As a response, some trading service companies like Robinhood and Webull put some restrictions on the allowable number of stocks to be traded. Many individual investors and even politicians raised questions about such action. The trading service companies lifted their restriction that led to jump in stock prices and thus more investors became interested in those stocks.
So, I am looking at the number of searches of terms ‘Robinhood’, ‘Webull’, and other wall street bets during that period.
# part 2: These packages are needed
library(gtrendsR)
library(reshape2)
library(dplyr)
# Extract goggle data
googleData = gtrends(c("Robinhood", "GME", "AMC", "webull"), gprop = "web",
geo = c("US"), time = "2021-01-01 2021-03-18")[[1]]
googleData = dcast(googleData, date ~ keyword + geo, value.var = "hits")
str(googleData)
## 'data.frame': 77 obs. of 5 variables:
## $ date : POSIXct, format: "2021-01-01" "2021-01-02" ...
## $ AMC_US : chr "3" "3" "3" "2" ...
## $ GME_US : chr "<1" "<1" "<1" "<1" ...
## $ Robinhood_US: chr "1" "3" "3" "3" ...
## $ webull_US : chr "<1" "<1" "<1" "1" ...
#make less than 1 values = 0, only exist in GME and webull
googleData$GME_US <- ifelse(googleData$GME_US == "<1", 0, googleData$GME_US)
googleData$webull_US <- ifelse(googleData$webull_US == "<1", 0, googleData$webull_US)
# Plotting search trends
plot(googleData$date, googleData$GME_US, type = "l", col = "red",
ylab = "number of searches", xlab = "Date",
main = "Searches of financial companies and wall street bets over time")
lines(googleData$date, googleData$AMC_US, type = "l", col = "blue")
lines(googleData$date, googleData$Robinhood_US, type = "l", col = "darkgreen")
lines(googleData$date, googleData$webull_US, type = "l", col = "black")
legend("topright", legend=c("GME", "AMC", "Robinhood", "Webull"),
col = c("red", "blue", "darkgreen", "black"), lwd=1, cex = 0.8)
As shown by the graph, GME and AMC are searched more followed by Robinhood. Webull searches are not as high as Robinhood because majority of individual investors use the latter company for trading purposes. It is interesting to see, specially in the first three waves, that stock searches are followed by the Robinhood search.
Next, I looked into the relationship between the search trend of wall street bets and their prices (read from Yahoo finance directly).
# packages required
library(tidyquant)
library(dplyr)
# read GME and AMC prices data from yahoo finance and use the adjusted price
gme <- tq_get("GME",
from = "2021-01-01",
to = "2021-03-19",
get = "stock.prices")
max(gme$adjusted) # maximum price
## [1] 347.51
amc <- tq_get("AMC",
from = "2021-01-01",
to = "2021-03-19",
get = "stock.prices")
min(amc$adjusted) # minimum price
## [1] 1.98
# Note: There is no weekend price data
# For plotting purpose later, drop values of weekend from google trend data
googleData <- googleData %>% semi_join(gme, by = "date") # removes unmatching rows by date
gme$googGME <- googleData$GME_US # include trend data in the price data frame
gme$googAMC <- googleData$AMC_US
# plot the graph
par(mfrow=c(1,2))
plot(gme$date, gme$adjusted, type = "l", col = "red", ylim = c(1, 350),
ylab = "GME trend and price", xlab = "Date")
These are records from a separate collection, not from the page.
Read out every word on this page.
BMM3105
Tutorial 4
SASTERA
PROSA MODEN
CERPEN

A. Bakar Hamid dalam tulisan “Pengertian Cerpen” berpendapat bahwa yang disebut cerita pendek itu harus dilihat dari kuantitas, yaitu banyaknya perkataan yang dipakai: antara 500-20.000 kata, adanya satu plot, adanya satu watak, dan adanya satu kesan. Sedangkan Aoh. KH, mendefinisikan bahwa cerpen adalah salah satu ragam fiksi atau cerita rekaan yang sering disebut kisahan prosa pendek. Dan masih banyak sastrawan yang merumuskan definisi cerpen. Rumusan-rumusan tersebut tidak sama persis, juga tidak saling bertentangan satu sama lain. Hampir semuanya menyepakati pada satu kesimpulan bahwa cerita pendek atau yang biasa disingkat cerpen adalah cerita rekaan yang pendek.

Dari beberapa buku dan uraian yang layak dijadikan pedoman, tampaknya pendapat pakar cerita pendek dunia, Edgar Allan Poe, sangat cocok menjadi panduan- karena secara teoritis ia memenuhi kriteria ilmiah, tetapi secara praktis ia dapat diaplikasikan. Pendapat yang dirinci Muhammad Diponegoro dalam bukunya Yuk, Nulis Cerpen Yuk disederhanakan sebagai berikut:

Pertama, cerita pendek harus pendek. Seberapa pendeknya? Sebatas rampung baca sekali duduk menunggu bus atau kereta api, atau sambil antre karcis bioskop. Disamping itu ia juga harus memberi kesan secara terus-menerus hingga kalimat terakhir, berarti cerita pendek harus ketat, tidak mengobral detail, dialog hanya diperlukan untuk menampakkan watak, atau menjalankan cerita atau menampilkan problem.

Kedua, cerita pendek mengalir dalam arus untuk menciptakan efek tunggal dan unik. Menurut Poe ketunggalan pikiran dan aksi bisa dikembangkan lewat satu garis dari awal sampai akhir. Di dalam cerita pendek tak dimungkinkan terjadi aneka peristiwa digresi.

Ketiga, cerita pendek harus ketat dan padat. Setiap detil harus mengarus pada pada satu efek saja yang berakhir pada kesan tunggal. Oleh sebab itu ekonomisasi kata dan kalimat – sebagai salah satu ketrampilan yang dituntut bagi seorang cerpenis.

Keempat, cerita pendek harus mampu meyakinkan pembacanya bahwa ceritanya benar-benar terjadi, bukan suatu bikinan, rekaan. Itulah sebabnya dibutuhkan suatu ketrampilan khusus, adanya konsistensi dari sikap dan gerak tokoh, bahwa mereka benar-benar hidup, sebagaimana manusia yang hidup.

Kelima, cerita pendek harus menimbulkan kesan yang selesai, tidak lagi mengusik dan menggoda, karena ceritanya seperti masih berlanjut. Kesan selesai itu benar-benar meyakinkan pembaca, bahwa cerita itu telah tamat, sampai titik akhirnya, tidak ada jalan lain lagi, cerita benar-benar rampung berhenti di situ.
lines(gme$date, gme$googGME, type = "l", col = "blue")
legend("topright", legend = c("stock prices", "google trend"),
col = c("red", "blue"), lwd=1, cex = 0.5)
plot(amc$date, amc$adjusted, type = "l", col = "red", ylim = c(1, 90),
ylab = "AMC trend and price", xlab = "Date")
lines(gme$date, gme$googAMC, type = "l", col = "blue")
legend("topright", c("stock prices", "google trend"),
cex = 0.5, col = c("red", "blue"), lwd=1)
We can see that the google trend actually seem to follow the stock price fluctuations. Both AMC and GME received increasing attention of investors. Number of searches and prices have the same pattern. When the price sky rocketed and dropped down quickly, so did the search trend. Google trends can also be used to forecast the stock market movements.